Só quem já viu de perto sabe: o Pontal de Atafona nunca é o mesmo. A cada verão, o cenário da localidade, nascida na foz do Rio Paraíba do Sul, se transforma de forma dramática. O que já foi ilha virou península. Quarteirões inteiros, antes repletos de casas de veraneio, bares e restaurantes, desapareceram sob a fúria das ondas. Ruas onde se caminhava em um verão simplesmente deixam de existir no seguinte.
Esse cenário em constante mutação — que, apesar de tudo, guarda seus encantos — dificulta profundamente a vida de quem mora ali. A praia de Atafona, balneário de São João da Barra, é um dos pontos do litoral brasileiro que mais sofrem com o avanço contínuo do mar. Nas últimas décadas, a força das marés contra o continente engoliu mais de 400 casas e quarteirões inteiros, redesenhando o mapa da localidade. Um edifício ruiu diante das câmeras. Famílias que construíram ali sua história foram obrigadas a recomeçar em outras áreas do município.
Pesquisas científicas apontam diversas possíveis causas. Entre elas, o avanço natural do mar em um mundo onde os alertas das mudanças climáticas já são realidade. Outra hipótese é a redução do volume de água do Rio Paraíba do Sul — sobretudo após o desvio do Rio Guandu, um de seus afluentes, para abastecer a cidade do Rio de Janeiro. Com menos água, o velho Paraíba teria perdido força para enfrentar o oceano.

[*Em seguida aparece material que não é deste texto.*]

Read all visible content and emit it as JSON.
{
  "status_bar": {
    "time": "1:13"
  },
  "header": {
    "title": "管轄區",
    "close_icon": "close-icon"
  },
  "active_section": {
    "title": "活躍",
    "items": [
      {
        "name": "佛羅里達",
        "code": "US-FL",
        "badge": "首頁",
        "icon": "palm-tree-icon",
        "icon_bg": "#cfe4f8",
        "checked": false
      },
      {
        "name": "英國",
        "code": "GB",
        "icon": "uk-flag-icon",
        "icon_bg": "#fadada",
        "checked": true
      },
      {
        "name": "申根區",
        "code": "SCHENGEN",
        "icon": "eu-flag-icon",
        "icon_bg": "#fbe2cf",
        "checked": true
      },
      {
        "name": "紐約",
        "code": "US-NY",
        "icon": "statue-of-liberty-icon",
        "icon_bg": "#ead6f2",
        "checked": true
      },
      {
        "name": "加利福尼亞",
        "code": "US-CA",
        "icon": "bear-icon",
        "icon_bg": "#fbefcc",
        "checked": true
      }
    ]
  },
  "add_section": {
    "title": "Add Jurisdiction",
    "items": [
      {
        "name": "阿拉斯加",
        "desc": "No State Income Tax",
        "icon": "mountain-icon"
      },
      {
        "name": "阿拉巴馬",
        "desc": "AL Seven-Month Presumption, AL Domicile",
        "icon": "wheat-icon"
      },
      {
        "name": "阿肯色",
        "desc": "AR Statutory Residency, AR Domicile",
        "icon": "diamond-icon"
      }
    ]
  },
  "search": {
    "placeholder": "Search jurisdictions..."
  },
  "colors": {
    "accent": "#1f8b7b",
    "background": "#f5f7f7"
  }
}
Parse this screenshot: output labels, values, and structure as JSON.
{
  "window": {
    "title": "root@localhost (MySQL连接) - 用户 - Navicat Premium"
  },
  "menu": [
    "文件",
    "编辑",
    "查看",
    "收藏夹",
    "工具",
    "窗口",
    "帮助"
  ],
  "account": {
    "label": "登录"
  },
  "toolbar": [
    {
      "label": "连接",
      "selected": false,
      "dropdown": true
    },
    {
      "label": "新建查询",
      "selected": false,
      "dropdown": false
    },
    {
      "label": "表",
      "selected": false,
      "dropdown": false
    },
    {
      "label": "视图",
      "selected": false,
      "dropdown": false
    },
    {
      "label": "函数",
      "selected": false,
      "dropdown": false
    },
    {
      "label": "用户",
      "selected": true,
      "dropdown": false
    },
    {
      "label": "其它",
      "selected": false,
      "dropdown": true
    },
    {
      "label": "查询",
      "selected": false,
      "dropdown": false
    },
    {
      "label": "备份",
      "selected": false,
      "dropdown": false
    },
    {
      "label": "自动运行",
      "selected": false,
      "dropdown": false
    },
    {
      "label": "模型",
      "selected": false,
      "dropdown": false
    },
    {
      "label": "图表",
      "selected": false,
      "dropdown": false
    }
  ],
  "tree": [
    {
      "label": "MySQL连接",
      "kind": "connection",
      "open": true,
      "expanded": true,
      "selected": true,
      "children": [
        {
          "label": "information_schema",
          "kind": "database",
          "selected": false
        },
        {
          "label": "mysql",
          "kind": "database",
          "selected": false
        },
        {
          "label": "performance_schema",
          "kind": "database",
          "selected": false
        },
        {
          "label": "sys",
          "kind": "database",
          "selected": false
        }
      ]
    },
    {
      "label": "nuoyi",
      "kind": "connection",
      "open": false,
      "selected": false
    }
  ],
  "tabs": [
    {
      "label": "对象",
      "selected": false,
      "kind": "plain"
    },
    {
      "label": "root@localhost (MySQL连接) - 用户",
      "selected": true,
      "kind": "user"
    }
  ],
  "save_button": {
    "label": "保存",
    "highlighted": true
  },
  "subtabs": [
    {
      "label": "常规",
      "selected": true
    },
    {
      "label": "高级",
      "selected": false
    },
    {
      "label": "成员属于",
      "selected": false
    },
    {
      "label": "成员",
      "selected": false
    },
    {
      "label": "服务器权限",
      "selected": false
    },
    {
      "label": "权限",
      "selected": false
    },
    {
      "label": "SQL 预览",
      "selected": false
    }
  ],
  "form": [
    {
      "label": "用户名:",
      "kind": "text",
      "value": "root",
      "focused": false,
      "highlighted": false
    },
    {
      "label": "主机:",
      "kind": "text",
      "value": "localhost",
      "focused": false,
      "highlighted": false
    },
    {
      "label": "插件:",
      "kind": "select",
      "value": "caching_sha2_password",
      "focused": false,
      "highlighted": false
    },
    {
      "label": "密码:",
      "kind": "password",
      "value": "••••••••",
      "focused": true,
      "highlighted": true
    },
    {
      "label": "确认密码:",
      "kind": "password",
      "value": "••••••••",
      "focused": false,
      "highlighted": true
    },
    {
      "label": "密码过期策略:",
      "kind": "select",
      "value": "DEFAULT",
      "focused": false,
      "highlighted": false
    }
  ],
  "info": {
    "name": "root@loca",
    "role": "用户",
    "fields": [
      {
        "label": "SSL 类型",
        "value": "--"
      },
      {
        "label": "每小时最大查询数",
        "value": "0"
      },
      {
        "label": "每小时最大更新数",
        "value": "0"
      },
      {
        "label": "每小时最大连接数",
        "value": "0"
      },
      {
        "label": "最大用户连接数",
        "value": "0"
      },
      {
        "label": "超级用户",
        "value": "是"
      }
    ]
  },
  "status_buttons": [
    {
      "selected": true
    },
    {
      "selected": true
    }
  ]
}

Na semana passada, após intensa mobilização de governos e da comunidade, o senador Carlos Portinho (PL) destinou uma emenda parlamentar de R$ 500 mil à Universidade Federal Fluminense (UFF) para iniciar a fase preliminar do Estudo de Viabilidade Técnica, Econômica e Ambiental (EVTA), etapa inicial para elaboração de um projeto voltado a conter a erosão costeira. A emenda atende a um pedido do ex-governador Anthony Garotinho, feito ao senador durante sua visita à inauguração do novo Pronto-Socorro do Hospital Ferreira Machado, em Campos. Segundo Garotinho, os deputados Marcello Crivella e Caio Vianna também se comprometeram a aportar recursos para o projeto.
Que o estudo avance. Atafona se tornou referência mundial no debate sobre erosão costeira e aquecimento global. Emissoras de TV de diversos países já estiveram no litoral sanjoanense para registrar o fenômeno, que motivou o surgimento da organização não-governamental SOS Atafona, formada por moradores e veranistas empenhados em defender a sobrevivência do balneário. Ano após ano, a ONG se mobiliza em busca de soluções, na esperança de que a praia não desapareça.
Visitar Atafona continua sendo um dos passeios mais extraordinários da região. A energia da praia impressiona. O encontro do rio com o mar e o mangue cria uma celebração da natureza, convidando a um caminhar tranquilo pelas areias quentes. Que continue assim: com serenidade, em vez de medo; com encanto, em vez de aflição. Com a vida prosperando e encontrando harmonia diante da força inevitável da natureza.